The evil effects of the red-eye on my 6'3" body are now gone so it is time to unveil the security that was most impressive at VMworld 2010. While security concerns are an ever present theme of businesses planning on evolutions to private and public cloud services, most of the security vendors try to catch the virtualization wave with architectures designed for the physical world. However, there were noteworthy cases of innovative security that can be applied to virtual and physical environments that captured my "Top Security in Show" awards:
- Top Security in Show: Trend Micro really knocked it out of the park with their enhancements to anti-malware and data protection for hybrid clouds! Moving signature file processing outside of individual VMs and including VM components in their white-list check allows VDI customers to increase server density without sacrificing anti-malware security, and their encryption in the cloud may prove to be an attractive way to deliver desktops. Even better is that these features have attractive values for farms of physical desktops as well. While their competitors talk about virtualization, Trend Micro is leading the way with product.

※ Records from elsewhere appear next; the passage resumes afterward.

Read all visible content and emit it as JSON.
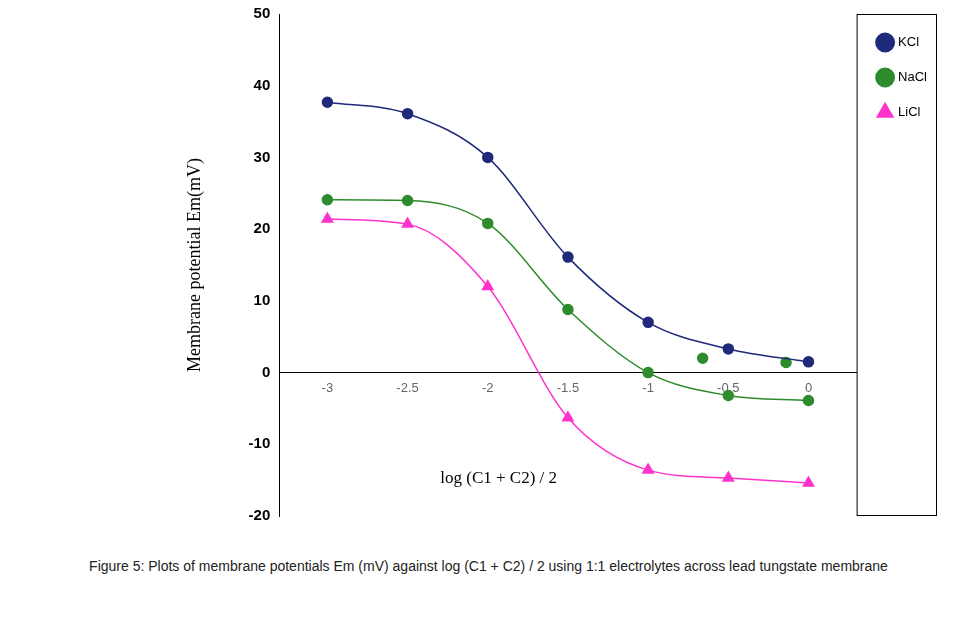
{
  "chart_data": {
    "type": "line",
    "caption": "Figure 5:   Plots of membrane potentials Em (mV) against log  (C1 + C2) / 2 using 1:1 electrolytes across lead tungstate membrane",
    "x_label": "log (C1 + C2) / 2",
    "y_label": "Membrane potential Em(mV)",
    "xlim": [
      -3.3,
      0.3
    ],
    "xticks": [
      -3,
      -2.5,
      -2,
      -1.5,
      -1,
      -0.5,
      0
    ],
    "ylim": [
      -20,
      50
    ],
    "yticks": [
      -20,
      -10,
      0,
      10,
      20,
      30,
      40,
      50
    ],
    "grid": false,
    "legend": "top-right",
    "series": [
      {
        "name": "KCl",
        "color": "#1f2a7a",
        "marker": "circle",
        "line_style": "solid",
        "x": [
          -3,
          -2.5,
          -2,
          -1.5,
          -1,
          -0.5,
          0
        ],
        "values": [
          37.7,
          36.1,
          30.0,
          16.1,
          7.0,
          3.3,
          1.5
        ]
      },
      {
        "name": "NaCl",
        "color": "#2e8b2e",
        "marker": "circle",
        "line_style": "solid",
        "x": [
          -3,
          -2.5,
          -2,
          -1.5,
          -1,
          -0.5,
          0
        ],
        "values": [
          24.1,
          24.0,
          20.8,
          8.8,
          0.0,
          -3.2,
          -3.9
        ]
      },
      {
        "name": "NaCl",
        "color": "#2e8b2e",
        "marker": "circle",
        "line_style": "none",
        "x": [
          -0.66,
          -0.14
        ],
        "values": [
          2.0,
          1.4
        ]
      },
      {
        "name": "LiCl",
        "color": "#ff33cc",
        "marker": "triangle",
        "line_style": "solid",
        "x": [
          -3,
          -2.5,
          -2,
          -1.5,
          -1,
          -0.5,
          0
        ],
        "values": [
          21.4,
          20.7,
          12.0,
          -6.3,
          -13.6,
          -14.7,
          -15.4
        ]
      }
    ]
  }
}
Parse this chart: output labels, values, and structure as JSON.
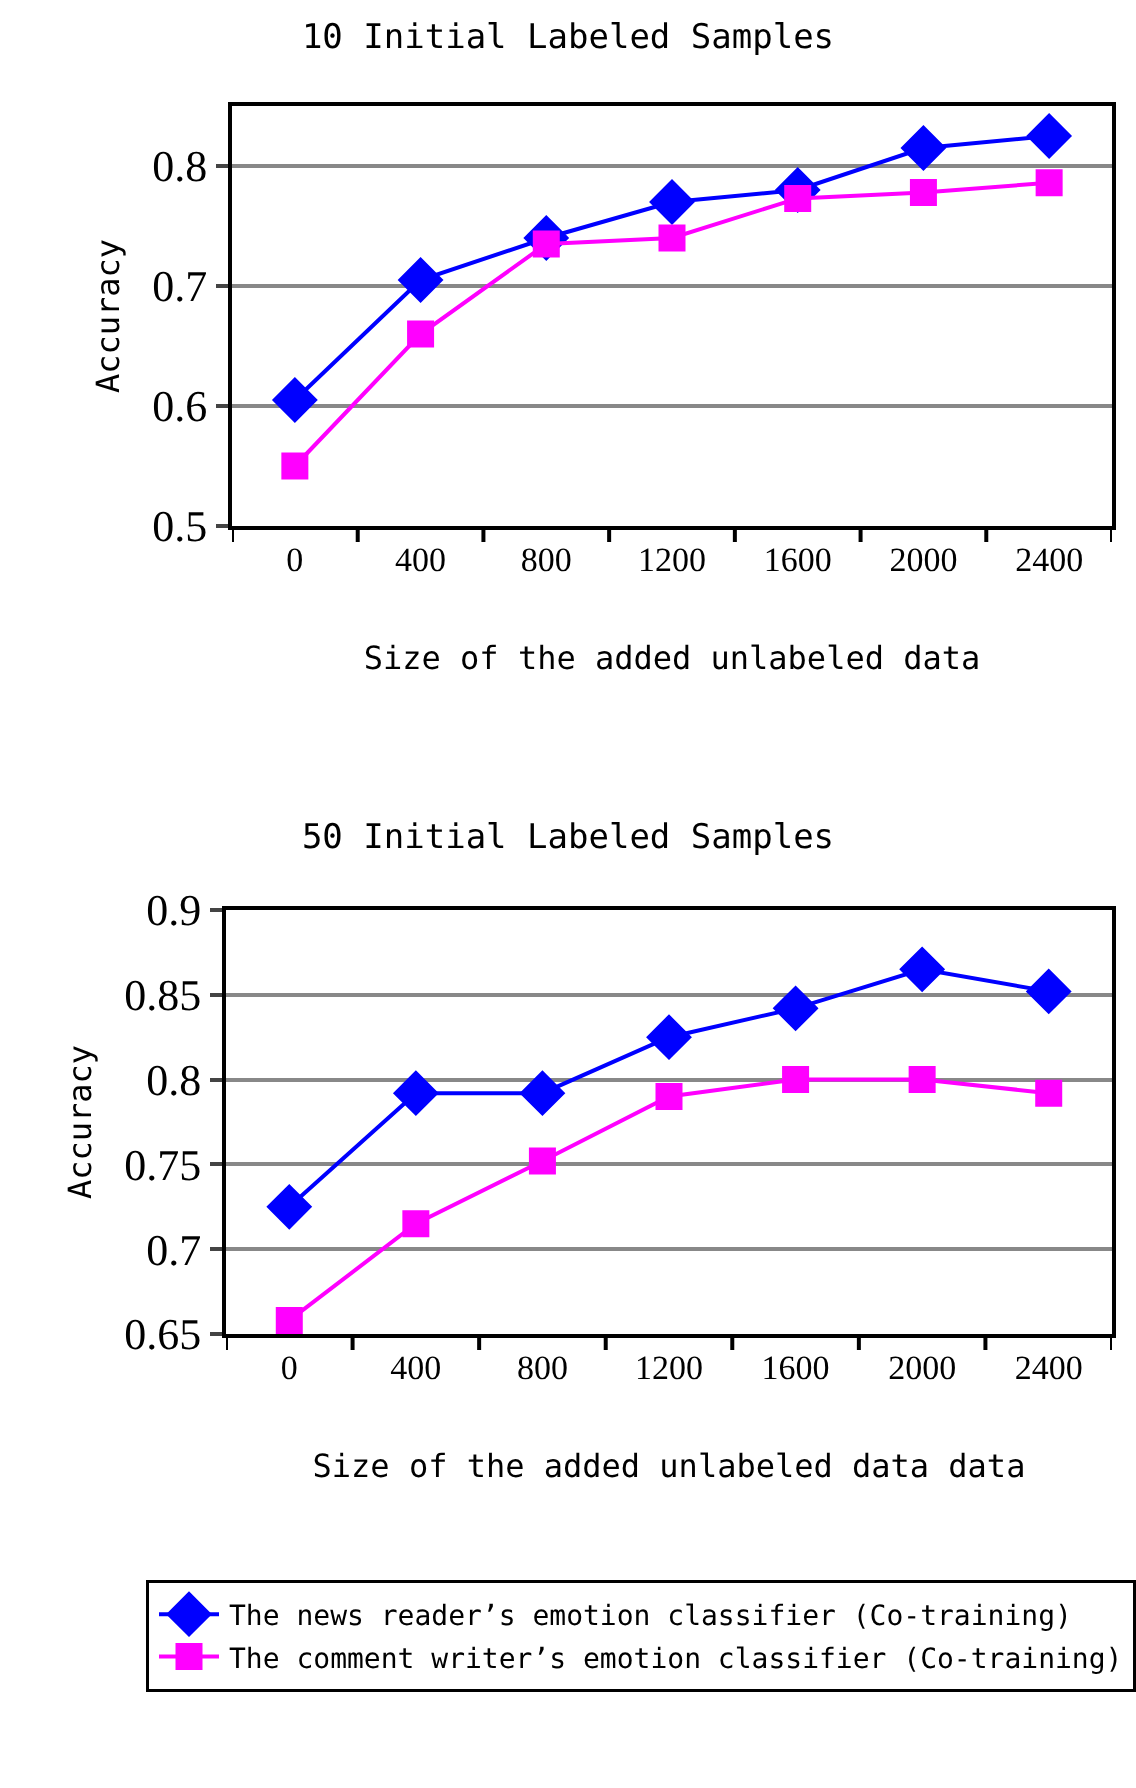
{
  "chart_data": [
    {
      "type": "line",
      "title": "10 Initial Labeled Samples",
      "xlabel": "Size of the added unlabeled data",
      "ylabel": "Accuracy",
      "categories": [
        "0",
        "400",
        "800",
        "1200",
        "1600",
        "2000",
        "2400"
      ],
      "series": [
        {
          "color": "#0000ff",
          "marker": "diamond",
          "values": [
            0.605,
            0.705,
            0.74,
            0.77,
            0.78,
            0.815,
            0.825
          ]
        },
        {
          "color": "#ff00ff",
          "marker": "square",
          "values": [
            0.55,
            0.66,
            0.735,
            0.74,
            0.773,
            0.778,
            0.786
          ]
        }
      ],
      "ylim": [
        0.5,
        0.85
      ],
      "yticks": [
        0.5,
        0.6,
        0.7,
        0.8
      ],
      "grid": "y",
      "legend": false,
      "line_style": "solid"
    },
    {
      "type": "line",
      "title": "50 Initial Labeled Samples",
      "xlabel": "Size of the added unlabeled data data",
      "ylabel": "Accuracy",
      "categories": [
        "0",
        "400",
        "800",
        "1200",
        "1600",
        "2000",
        "2400"
      ],
      "series": [
        {
          "name": "The news reader’s emotion classifier (Co-training)",
          "color": "#0000ff",
          "marker": "diamond",
          "values": [
            0.725,
            0.792,
            0.792,
            0.825,
            0.842,
            0.865,
            0.852
          ]
        },
        {
          "name": "The comment writer’s emotion classifier (Co-training)",
          "color": "#ff00ff",
          "marker": "square",
          "values": [
            0.658,
            0.715,
            0.752,
            0.79,
            0.8,
            0.8,
            0.792
          ]
        }
      ],
      "ylim": [
        0.65,
        0.9
      ],
      "yticks": [
        0.65,
        0.7,
        0.75,
        0.8,
        0.85,
        0.9
      ],
      "grid": "y",
      "legend": "bottom",
      "line_style": "solid"
    }
  ]
}
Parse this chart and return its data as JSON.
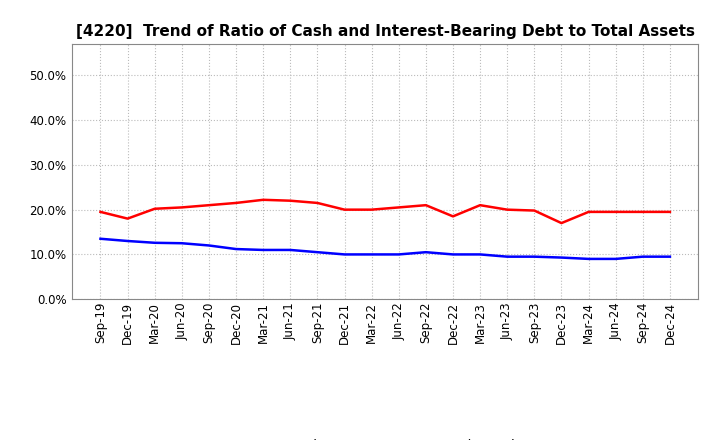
{
  "title": "[4220]  Trend of Ratio of Cash and Interest-Bearing Debt to Total Assets",
  "x_labels": [
    "Sep-19",
    "Dec-19",
    "Mar-20",
    "Jun-20",
    "Sep-20",
    "Dec-20",
    "Mar-21",
    "Jun-21",
    "Sep-21",
    "Dec-21",
    "Mar-22",
    "Jun-22",
    "Sep-22",
    "Dec-22",
    "Mar-23",
    "Jun-23",
    "Sep-23",
    "Dec-23",
    "Mar-24",
    "Jun-24",
    "Sep-24",
    "Dec-24"
  ],
  "cash": [
    19.5,
    18.0,
    20.2,
    20.5,
    21.0,
    21.5,
    22.2,
    22.0,
    21.5,
    20.0,
    20.0,
    20.5,
    21.0,
    18.5,
    21.0,
    20.0,
    19.8,
    17.0,
    19.5,
    19.5,
    19.5,
    19.5
  ],
  "debt": [
    13.5,
    13.0,
    12.6,
    12.5,
    12.0,
    11.2,
    11.0,
    11.0,
    10.5,
    10.0,
    10.0,
    10.0,
    10.5,
    10.0,
    10.0,
    9.5,
    9.5,
    9.3,
    9.0,
    9.0,
    9.5,
    9.5
  ],
  "cash_color": "#ff0000",
  "debt_color": "#0000ff",
  "ylim_min": 0,
  "ylim_max": 57,
  "yticks": [
    0,
    10,
    20,
    30,
    40,
    50
  ],
  "grid_color": "#bbbbbb",
  "bg_color": "#ffffff",
  "plot_bg_color": "#ffffff",
  "legend_cash": "Cash",
  "legend_debt": "Interest-Bearing Debt",
  "line_width": 1.8,
  "title_fontsize": 11,
  "tick_fontsize": 8.5
}
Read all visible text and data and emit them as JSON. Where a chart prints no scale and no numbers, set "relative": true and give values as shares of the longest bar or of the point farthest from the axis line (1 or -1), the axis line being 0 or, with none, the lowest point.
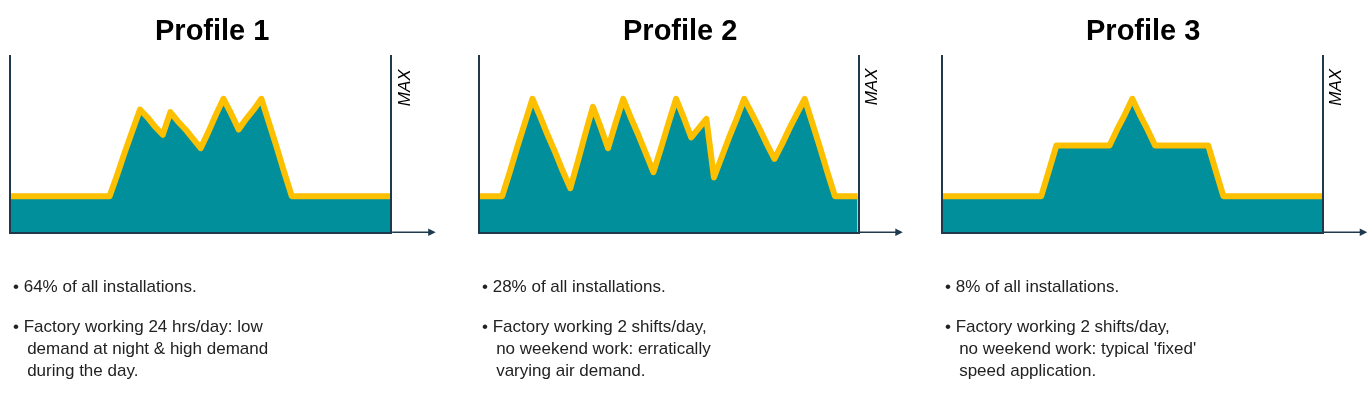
{
  "chart_data": [
    {
      "type": "area",
      "title": "Profile 1",
      "relative": true,
      "y2label": "MAX",
      "categories": [
        null,
        null,
        null,
        null,
        null,
        null,
        null,
        null,
        null,
        null,
        null,
        null,
        null,
        null,
        null,
        null,
        null,
        null,
        null,
        null,
        null,
        null,
        null,
        null,
        null,
        null,
        null,
        null,
        null,
        null,
        null,
        null,
        null,
        null,
        null,
        null,
        null,
        null,
        null,
        null,
        null,
        null,
        null,
        null,
        null,
        null,
        null,
        null,
        null,
        null,
        null
      ],
      "series": [
        {
          "color": "#008f9b",
          "values": [
            0.27,
            0.27,
            0.27,
            0.27,
            0.27,
            0.27,
            0.27,
            0.27,
            0.27,
            0.27,
            0.27,
            0.27,
            0.27,
            0.27,
            0.43,
            0.6,
            0.76,
            0.92,
            0.86,
            0.79,
            0.73,
            0.9,
            0.83,
            0.77,
            0.7,
            0.63,
            0.75,
            0.88,
            1.0,
            0.89,
            0.77,
            0.85,
            0.92,
            1.0,
            0.82,
            0.64,
            0.45,
            0.27,
            0.27,
            0.27,
            0.27,
            0.27,
            0.27,
            0.27,
            0.27,
            0.27,
            0.27,
            0.27,
            0.27,
            0.27,
            0.27
          ]
        },
        {
          "type": "line",
          "color": "#fdc000",
          "values": [
            0.27,
            0.27,
            0.27,
            0.27,
            0.27,
            0.27,
            0.27,
            0.27,
            0.27,
            0.27,
            0.27,
            0.27,
            0.27,
            0.27,
            0.43,
            0.6,
            0.76,
            0.92,
            0.86,
            0.79,
            0.73,
            0.9,
            0.83,
            0.77,
            0.7,
            0.63,
            0.75,
            0.88,
            1.0,
            0.89,
            0.77,
            0.85,
            0.92,
            1.0,
            0.82,
            0.64,
            0.45,
            0.27,
            0.27,
            0.27,
            0.27,
            0.27,
            0.27,
            0.27,
            0.27,
            0.27,
            0.27,
            0.27,
            0.27,
            0.27,
            0.27
          ]
        }
      ],
      "annotations": [
        "• 64% of all installations.",
        "• Factory working 24 hrs/day: low\ndemand at night & high demand\nduring the day."
      ]
    },
    {
      "type": "area",
      "title": "Profile 2",
      "relative": true,
      "y2label": "MAX",
      "categories": [
        null,
        null,
        null,
        null,
        null,
        null,
        null,
        null,
        null,
        null,
        null,
        null,
        null,
        null,
        null,
        null,
        null,
        null,
        null,
        null,
        null,
        null,
        null,
        null,
        null,
        null,
        null,
        null,
        null,
        null,
        null,
        null,
        null,
        null,
        null,
        null,
        null,
        null,
        null,
        null,
        null,
        null,
        null,
        null,
        null,
        null,
        null,
        null,
        null,
        null,
        null
      ],
      "series": [
        {
          "color": "#008f9b",
          "values": [
            0.27,
            0.27,
            0.27,
            0.27,
            0.45,
            0.64,
            0.82,
            1.0,
            0.87,
            0.73,
            0.6,
            0.46,
            0.33,
            0.53,
            0.74,
            0.94,
            0.79,
            0.63,
            0.82,
            1.0,
            0.86,
            0.73,
            0.59,
            0.45,
            0.63,
            0.82,
            1.0,
            0.86,
            0.71,
            0.78,
            0.85,
            0.41,
            0.56,
            0.71,
            0.85,
            1.0,
            0.89,
            0.78,
            0.66,
            0.55,
            0.66,
            0.78,
            0.89,
            1.0,
            0.82,
            0.64,
            0.45,
            0.27,
            0.27,
            0.27,
            0.27
          ]
        },
        {
          "type": "line",
          "color": "#fdc000",
          "values": [
            0.27,
            0.27,
            0.27,
            0.27,
            0.45,
            0.64,
            0.82,
            1.0,
            0.87,
            0.73,
            0.6,
            0.46,
            0.33,
            0.53,
            0.74,
            0.94,
            0.79,
            0.63,
            0.82,
            1.0,
            0.86,
            0.73,
            0.59,
            0.45,
            0.63,
            0.82,
            1.0,
            0.86,
            0.71,
            0.78,
            0.85,
            0.41,
            0.56,
            0.71,
            0.85,
            1.0,
            0.89,
            0.78,
            0.66,
            0.55,
            0.66,
            0.78,
            0.89,
            1.0,
            0.82,
            0.64,
            0.45,
            0.27,
            0.27,
            0.27,
            0.27
          ]
        }
      ],
      "annotations": [
        "• 28% of all installations.",
        "• Factory working 2 shifts/day,\nno weekend work: erratically\nvarying air demand."
      ]
    },
    {
      "type": "area",
      "title": "Profile 3",
      "relative": true,
      "y2label": "MAX",
      "categories": [
        null,
        null,
        null,
        null,
        null,
        null,
        null,
        null,
        null,
        null,
        null,
        null,
        null,
        null,
        null,
        null,
        null,
        null,
        null,
        null,
        null,
        null,
        null,
        null,
        null,
        null,
        null,
        null,
        null,
        null,
        null,
        null,
        null,
        null,
        null,
        null,
        null,
        null,
        null,
        null,
        null,
        null,
        null,
        null,
        null,
        null,
        null,
        null,
        null,
        null,
        null
      ],
      "series": [
        {
          "color": "#008f9b",
          "values": [
            0.27,
            0.27,
            0.27,
            0.27,
            0.27,
            0.27,
            0.27,
            0.27,
            0.27,
            0.27,
            0.27,
            0.27,
            0.27,
            0.27,
            0.46,
            0.65,
            0.65,
            0.65,
            0.65,
            0.65,
            0.65,
            0.65,
            0.65,
            0.77,
            0.88,
            1.0,
            0.88,
            0.77,
            0.65,
            0.65,
            0.65,
            0.65,
            0.65,
            0.65,
            0.65,
            0.65,
            0.46,
            0.27,
            0.27,
            0.27,
            0.27,
            0.27,
            0.27,
            0.27,
            0.27,
            0.27,
            0.27,
            0.27,
            0.27,
            0.27,
            0.27
          ]
        },
        {
          "type": "line",
          "color": "#fdc000",
          "values": [
            0.27,
            0.27,
            0.27,
            0.27,
            0.27,
            0.27,
            0.27,
            0.27,
            0.27,
            0.27,
            0.27,
            0.27,
            0.27,
            0.27,
            0.46,
            0.65,
            0.65,
            0.65,
            0.65,
            0.65,
            0.65,
            0.65,
            0.65,
            0.77,
            0.88,
            1.0,
            0.88,
            0.77,
            0.65,
            0.65,
            0.65,
            0.65,
            0.65,
            0.65,
            0.65,
            0.65,
            0.46,
            0.27,
            0.27,
            0.27,
            0.27,
            0.27,
            0.27,
            0.27,
            0.27,
            0.27,
            0.27,
            0.27,
            0.27,
            0.27,
            0.27
          ]
        }
      ],
      "annotations": [
        "• 8% of all installations.",
        "• Factory working 2 shifts/day,\nno weekend work: typical 'fixed'\nspeed application."
      ]
    }
  ]
}
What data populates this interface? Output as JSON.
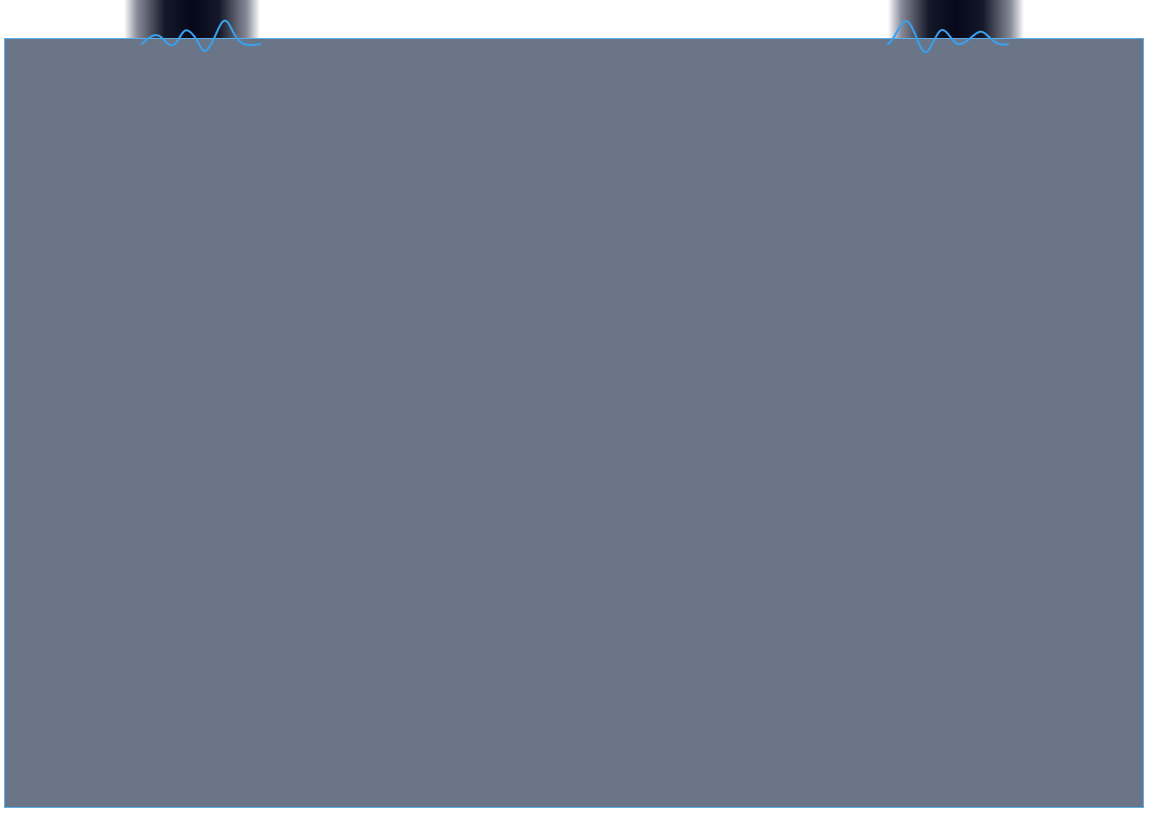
{
  "page": {
    "background_color": "#ffffff",
    "panel_color": "#6b7588",
    "panel_border_color": "#5aaeea",
    "wave_color": "#3aa0f0"
  },
  "decorations": {
    "left_tab_icon": "waveform-icon",
    "right_tab_icon": "waveform-icon"
  }
}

- Second: Intel, RSA, and Terremark demonstrated use of Intel's Active Management Technology (AMT) in a real world scenario featuring security as an enabler of enhanced business services. Shown was the Terremark service provider reaching out through AMT to wake up the endpoint, authenticate the endpoint as a customer device (RSA key management) and validate the compliance of its software configuration. Potentially, the SP could enhance bandwidth utilization by scheduling PC maintenance tasks in off-hours, identify the device as a customer and check SLA terms, download patches or a refreshed VM, and upload regulated data for backup and retention. Cool stuff and gets my #2 spot for potential.
- Third: HyTrust, not generally regarded as a security vendor, HyTrust effectively federates identities to enable service providers to offer multi-tenant virtual data centers, and enterprises to disperse their infrastructure across multiple cloud vendors. HyTrust manages privileged user operations within a dynamic virtual data center. It's new security features allow SPs to ensure that customers can only manage their systems and data, and that the customer name is not disclosed when using SSO to bridge to other cloud services. It is pretty clever, and advances the manageability of IT in the cloud.
- Honorable mention: Check Point, Shavlik. Check Point featured its Secure Gateway Virtual Edition and also has a secure remote access play with Abra to enhance hybrid cloud security; Shavlik was applying software configuration management to gold images and VMs to simplify vulnerability management in a virtual environment. Both companies get two thumbs up.